Remote Code Execution in LangChain PALChain via Unsafe `exec`
Overview
A critical vulnerability was discovered in the Program-Aided Language (PAL) chain component of the LangChain framework. The `PALChain` is designed to solve complex reasoning tasks by generating Python code that is then executed to produce an answer. The vulnerability stemmed from the direct and unsanitized use of Python's `exec()` function on the output generated by the Language Model (LLM). An attacker could craft a malicious prompt that, when processed by the LLM, would result in the generation of arbitrary Python code. When the LangChain application executed this code, it would run with the same permissions as the application process itself. This could be exploited for Remote Code Execution (RCE), allowing an attacker to install malware, exfiltrate sensitive data such as API keys and environment variables, or take full control of the underlying server. The vulnerability highlighted the inherent dangers of executing LLM-generated code in an untrusted environment and the necessity of sandboxing or using safer evaluation methods. The issue was discovered by security researchers analyzing the interaction patterns between LLMs and code interpreters in agentic workflows, demonstrating a common anti-pattern in early AI agent development.
Affected Systems
Testing Guide
1. **Check LangChain Version:** In your Python environment, run `pip show langchain` to check the installed version.
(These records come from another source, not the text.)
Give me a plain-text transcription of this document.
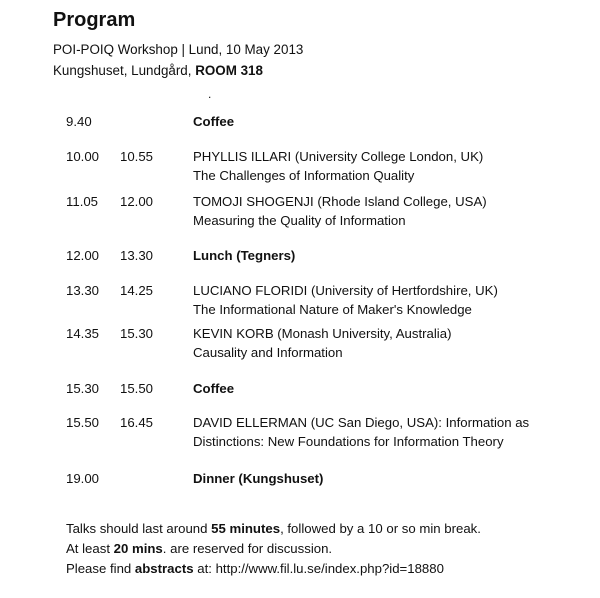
Program
POI-POIQ Workshop | Lund, 10 May 2013
Kungshuset, Lundgård, ROOM 318
.
9.40	Coffee
10.00 10.55	PHYLLIS ILLARI (University College London, UK)
The Challenges of Information Quality
11.05 12.00	TOMOJI SHOGENJI (Rhode Island College, USA)
Measuring the Quality of Information
12.00 13.30	Lunch (Tegners)
13.30 14.25	LUCIANO FLORIDI (University of Hertfordshire, UK)
The Informational Nature of Maker's Knowledge
14.35 15.30	KEVIN KORB (Monash University, Australia)
Causality and Information
15.30 15.50	Coffee
15.50 16.45	DAVID ELLERMAN (UC San Diego, USA): Information as
Distinctions: New Foundations for Information Theory
19.00	Dinner (Kungshuset)
Talks should last around 55 minutes, followed by a 10 or so min break.
At least 20 mins. are reserved for discussion.
Please find abstracts at: http://www.fil.lu.se/index.php?id=18880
If it is below `0.0.201`, you are vulnerable. 2. **Review Codebase:** Search your project for usages of `PALChain`. For example: `from langchain.chains.pal.base import PALChain`. 3. **Test with a Benign Payload:** Create a test case that passes a prompt to your `PALChain` instance designed to execute a harmless system command, such as `__import__('os').system('echo vulnerable')`. If the command executes and 'vulnerable' is printed to the console, the system is exploitable.
Mitigation Steps
1. **Upgrade LangChain:** Immediately update to version `0.0.201` or later, which has removed the vulnerable `PALChain`. 2. **Avoid `exec()`:** Refactor any custom chains or tools to avoid using `exec()` on untrusted LLM outputs. Use safer alternatives like `ast.literal_eval` for simple data structures. 3. **Use Sandboxing:** If code execution is necessary, run the LLM-generated code in a securely sandboxed environment, such as a Docker container with restricted permissions and no network access. 4. **Implement Strict Input Validation:** Sanitize and validate all inputs passed to the LLM to prevent prompts designed to elicit malicious code.
Patch Details
The vulnerable `PALChain` was removed in LangChain version 0.0.201.